As long as i get to be the frog
I'm not really seeing the greatness.
Sure it provides slightly more mitigation than Inspiring Leader, but Inspiring Leader has the benefit of being used proactively rather than reactively and that benefit can be the difference between surviving a hard encounter and not surviving a hard encounter. Also you don't need to bother with buying and lugging around dozens of healer's kits.
You and many others have stated that sentiment and it's one I held a while back on the WOTC forums. I would disagree now unless the party has some very good between combat healing sources. Looking at the first combat of the day it is definetely true that inspiring leader is better for that combat. But there's going to be about 5 more encounters over the day. The ability that can cause more net hp gain is going to be much better in the later encounters unless there is enough healing in your party such that it's not very difficult to get back to full hp without the healer feat.
 

DEFCON 1

Legend
Supporter
"Broken"? No. If it's only taken by a small subset of players in a small subset of builds but it proves to be very useful to them based upon how they play... then that's the mark of a good ability.

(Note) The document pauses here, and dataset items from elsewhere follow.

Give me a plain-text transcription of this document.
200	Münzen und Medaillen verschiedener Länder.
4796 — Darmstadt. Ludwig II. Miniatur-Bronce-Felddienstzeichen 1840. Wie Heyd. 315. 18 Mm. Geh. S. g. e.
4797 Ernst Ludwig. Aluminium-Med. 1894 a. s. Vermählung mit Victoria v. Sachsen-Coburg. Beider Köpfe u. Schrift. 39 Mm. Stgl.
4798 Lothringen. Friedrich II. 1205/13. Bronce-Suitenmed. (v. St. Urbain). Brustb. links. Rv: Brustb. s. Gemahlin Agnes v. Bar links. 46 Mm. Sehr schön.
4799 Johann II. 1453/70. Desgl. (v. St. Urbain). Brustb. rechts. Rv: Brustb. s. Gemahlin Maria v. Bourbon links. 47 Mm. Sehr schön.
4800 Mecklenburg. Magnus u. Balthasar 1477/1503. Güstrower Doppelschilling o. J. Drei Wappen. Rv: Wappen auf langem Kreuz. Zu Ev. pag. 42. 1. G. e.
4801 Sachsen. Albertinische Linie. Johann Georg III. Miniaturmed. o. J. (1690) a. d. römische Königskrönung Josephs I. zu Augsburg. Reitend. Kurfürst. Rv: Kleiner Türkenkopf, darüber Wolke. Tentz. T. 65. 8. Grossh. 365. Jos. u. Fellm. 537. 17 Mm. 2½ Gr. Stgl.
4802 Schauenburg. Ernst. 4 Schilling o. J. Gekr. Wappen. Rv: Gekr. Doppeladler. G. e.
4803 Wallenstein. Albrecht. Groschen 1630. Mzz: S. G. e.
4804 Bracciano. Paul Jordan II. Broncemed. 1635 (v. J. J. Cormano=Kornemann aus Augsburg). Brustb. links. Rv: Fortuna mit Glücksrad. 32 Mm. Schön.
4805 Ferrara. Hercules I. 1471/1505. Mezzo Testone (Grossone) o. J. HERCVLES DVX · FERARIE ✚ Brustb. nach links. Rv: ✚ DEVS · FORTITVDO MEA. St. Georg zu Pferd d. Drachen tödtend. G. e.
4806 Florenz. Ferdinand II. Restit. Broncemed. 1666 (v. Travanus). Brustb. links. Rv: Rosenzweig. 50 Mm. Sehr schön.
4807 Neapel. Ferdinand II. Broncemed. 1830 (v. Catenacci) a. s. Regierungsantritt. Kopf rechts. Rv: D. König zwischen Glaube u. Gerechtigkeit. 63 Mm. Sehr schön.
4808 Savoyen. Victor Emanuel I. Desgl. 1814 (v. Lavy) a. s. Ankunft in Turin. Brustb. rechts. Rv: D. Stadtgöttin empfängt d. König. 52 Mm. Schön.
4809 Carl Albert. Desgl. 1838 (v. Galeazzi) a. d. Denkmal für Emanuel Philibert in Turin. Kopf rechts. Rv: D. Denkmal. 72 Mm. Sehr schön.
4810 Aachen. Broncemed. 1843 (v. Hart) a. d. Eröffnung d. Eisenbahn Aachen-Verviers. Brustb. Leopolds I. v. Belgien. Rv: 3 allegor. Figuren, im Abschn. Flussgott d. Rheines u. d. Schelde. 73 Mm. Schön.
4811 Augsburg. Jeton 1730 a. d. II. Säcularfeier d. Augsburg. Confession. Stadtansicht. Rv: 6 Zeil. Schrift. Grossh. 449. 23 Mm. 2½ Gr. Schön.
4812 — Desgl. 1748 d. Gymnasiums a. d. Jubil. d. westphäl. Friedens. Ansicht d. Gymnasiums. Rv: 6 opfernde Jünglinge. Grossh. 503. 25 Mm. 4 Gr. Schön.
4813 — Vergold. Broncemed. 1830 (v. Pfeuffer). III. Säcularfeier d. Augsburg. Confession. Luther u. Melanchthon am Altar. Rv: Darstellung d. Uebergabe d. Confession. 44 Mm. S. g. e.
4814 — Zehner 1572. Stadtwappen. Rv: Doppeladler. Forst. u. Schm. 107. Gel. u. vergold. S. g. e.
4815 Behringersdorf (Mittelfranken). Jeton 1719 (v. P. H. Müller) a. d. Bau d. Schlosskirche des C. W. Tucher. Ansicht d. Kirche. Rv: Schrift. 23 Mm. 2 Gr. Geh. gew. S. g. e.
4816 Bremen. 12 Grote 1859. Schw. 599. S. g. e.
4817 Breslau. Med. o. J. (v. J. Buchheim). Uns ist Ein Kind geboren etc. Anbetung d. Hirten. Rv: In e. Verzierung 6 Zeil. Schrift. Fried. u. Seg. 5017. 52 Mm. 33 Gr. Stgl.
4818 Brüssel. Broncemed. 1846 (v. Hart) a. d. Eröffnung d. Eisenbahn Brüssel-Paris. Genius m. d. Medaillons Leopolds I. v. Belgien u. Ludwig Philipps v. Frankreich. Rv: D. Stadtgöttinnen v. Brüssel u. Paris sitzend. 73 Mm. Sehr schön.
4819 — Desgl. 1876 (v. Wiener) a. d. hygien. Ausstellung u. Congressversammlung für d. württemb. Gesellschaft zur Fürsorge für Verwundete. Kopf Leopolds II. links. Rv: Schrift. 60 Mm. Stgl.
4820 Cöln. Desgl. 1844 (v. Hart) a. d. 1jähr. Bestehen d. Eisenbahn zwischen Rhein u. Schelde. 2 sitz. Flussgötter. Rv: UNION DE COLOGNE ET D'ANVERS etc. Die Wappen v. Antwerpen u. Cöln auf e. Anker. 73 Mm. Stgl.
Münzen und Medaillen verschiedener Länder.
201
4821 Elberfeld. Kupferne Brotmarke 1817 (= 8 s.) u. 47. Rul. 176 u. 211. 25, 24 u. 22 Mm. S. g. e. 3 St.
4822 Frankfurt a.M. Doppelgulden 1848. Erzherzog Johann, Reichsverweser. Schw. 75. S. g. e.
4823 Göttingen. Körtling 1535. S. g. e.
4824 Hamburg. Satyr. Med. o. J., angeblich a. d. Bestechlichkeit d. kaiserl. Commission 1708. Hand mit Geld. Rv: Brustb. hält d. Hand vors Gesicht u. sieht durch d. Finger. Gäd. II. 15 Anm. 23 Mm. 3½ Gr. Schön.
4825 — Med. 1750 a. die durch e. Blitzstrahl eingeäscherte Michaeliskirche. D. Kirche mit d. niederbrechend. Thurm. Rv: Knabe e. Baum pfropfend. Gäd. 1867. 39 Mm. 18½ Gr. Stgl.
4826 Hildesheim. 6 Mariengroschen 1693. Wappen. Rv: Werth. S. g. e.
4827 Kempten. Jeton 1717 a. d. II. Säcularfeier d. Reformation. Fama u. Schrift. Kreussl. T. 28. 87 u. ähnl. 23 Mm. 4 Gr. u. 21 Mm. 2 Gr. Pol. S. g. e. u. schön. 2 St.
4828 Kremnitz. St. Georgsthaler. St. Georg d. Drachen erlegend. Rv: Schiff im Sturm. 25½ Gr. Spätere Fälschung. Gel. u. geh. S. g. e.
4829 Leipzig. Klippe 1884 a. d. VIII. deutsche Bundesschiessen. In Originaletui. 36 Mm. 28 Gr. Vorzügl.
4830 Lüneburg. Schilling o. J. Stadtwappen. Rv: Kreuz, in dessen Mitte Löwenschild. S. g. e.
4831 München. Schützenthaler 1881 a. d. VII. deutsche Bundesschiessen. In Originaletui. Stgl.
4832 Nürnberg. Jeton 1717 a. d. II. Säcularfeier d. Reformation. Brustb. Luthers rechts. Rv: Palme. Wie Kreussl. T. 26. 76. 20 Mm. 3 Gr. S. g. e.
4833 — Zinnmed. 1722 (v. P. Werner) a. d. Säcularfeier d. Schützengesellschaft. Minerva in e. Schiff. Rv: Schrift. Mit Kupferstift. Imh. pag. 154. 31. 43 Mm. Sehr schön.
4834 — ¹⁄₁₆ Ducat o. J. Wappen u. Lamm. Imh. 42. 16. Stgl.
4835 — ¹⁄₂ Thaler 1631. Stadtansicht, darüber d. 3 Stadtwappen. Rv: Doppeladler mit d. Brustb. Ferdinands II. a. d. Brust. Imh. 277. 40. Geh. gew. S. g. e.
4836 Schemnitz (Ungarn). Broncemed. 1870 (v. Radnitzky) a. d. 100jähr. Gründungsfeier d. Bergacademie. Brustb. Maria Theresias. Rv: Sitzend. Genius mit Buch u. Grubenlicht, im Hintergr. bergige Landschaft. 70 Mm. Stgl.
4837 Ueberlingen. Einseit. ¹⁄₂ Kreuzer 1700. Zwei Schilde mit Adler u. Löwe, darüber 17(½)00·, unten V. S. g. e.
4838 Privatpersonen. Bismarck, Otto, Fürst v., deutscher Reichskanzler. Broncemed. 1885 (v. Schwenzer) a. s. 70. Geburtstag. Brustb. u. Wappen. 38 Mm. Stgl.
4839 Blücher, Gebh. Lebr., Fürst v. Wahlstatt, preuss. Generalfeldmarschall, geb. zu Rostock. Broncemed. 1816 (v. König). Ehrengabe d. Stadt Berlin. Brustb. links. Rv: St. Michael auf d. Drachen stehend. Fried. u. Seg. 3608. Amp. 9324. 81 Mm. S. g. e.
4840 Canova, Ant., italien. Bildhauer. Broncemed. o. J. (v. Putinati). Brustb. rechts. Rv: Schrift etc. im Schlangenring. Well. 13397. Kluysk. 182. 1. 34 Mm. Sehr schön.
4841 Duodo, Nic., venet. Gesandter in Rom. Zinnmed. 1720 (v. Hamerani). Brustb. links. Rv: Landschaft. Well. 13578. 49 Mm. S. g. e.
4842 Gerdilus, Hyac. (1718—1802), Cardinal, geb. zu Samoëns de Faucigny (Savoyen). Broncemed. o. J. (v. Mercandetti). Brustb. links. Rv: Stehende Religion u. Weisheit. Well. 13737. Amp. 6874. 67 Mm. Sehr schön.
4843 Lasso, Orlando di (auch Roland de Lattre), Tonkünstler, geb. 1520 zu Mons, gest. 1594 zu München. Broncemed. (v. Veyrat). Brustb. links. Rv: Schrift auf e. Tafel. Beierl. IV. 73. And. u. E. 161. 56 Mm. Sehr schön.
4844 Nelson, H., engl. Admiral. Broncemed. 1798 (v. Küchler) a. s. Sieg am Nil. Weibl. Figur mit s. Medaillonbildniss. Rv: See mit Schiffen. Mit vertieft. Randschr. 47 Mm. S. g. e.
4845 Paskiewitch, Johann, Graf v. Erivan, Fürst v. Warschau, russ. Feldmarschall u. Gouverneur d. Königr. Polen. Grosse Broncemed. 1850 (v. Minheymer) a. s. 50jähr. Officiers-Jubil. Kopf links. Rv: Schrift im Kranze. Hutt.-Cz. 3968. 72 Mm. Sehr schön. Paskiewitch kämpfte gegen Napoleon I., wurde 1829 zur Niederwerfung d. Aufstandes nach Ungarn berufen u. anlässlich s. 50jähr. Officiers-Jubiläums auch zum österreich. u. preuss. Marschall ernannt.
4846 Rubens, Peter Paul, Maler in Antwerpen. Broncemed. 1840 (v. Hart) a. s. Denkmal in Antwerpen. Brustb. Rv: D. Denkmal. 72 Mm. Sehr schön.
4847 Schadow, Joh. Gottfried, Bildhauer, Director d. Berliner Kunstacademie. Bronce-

It's the abilities that every player that can take it does, and is so useful that it makes the other members of the party obsolete that you might assign the descriptor "broken".

"Broken" is the most incorrectly used word in D&D discussion threads I have found. Followed by "straw man" a close second.
 

ninjayeti

Explorer
I agree it is a "must have" feat although I would not go so far as to say it is broken. Our group tends to use it more for between fight healing, which dramatically increases the number of encounters our parties can handle and insures that our clerics/druids/bards rarely burn spell slots for heals. At mid and high levels it feels it is usually better to go on the offense during combat than heal.

I would agree with the other posters who point out that the bigger issue is how trivial it is to bounce back from 0 HP. Our group now tracks negative HP and it has reduced the whack-a-mole factor.
 

Keeping in mind I still haven't started playing 5e yet, but from my point of view, I find the notion of someone bandaging people up after a fight a lot less eery than people healing up naturally at a freakishly fast rate after a short rest...
They do have an hour to bandage themselves, if that helps you visualize it.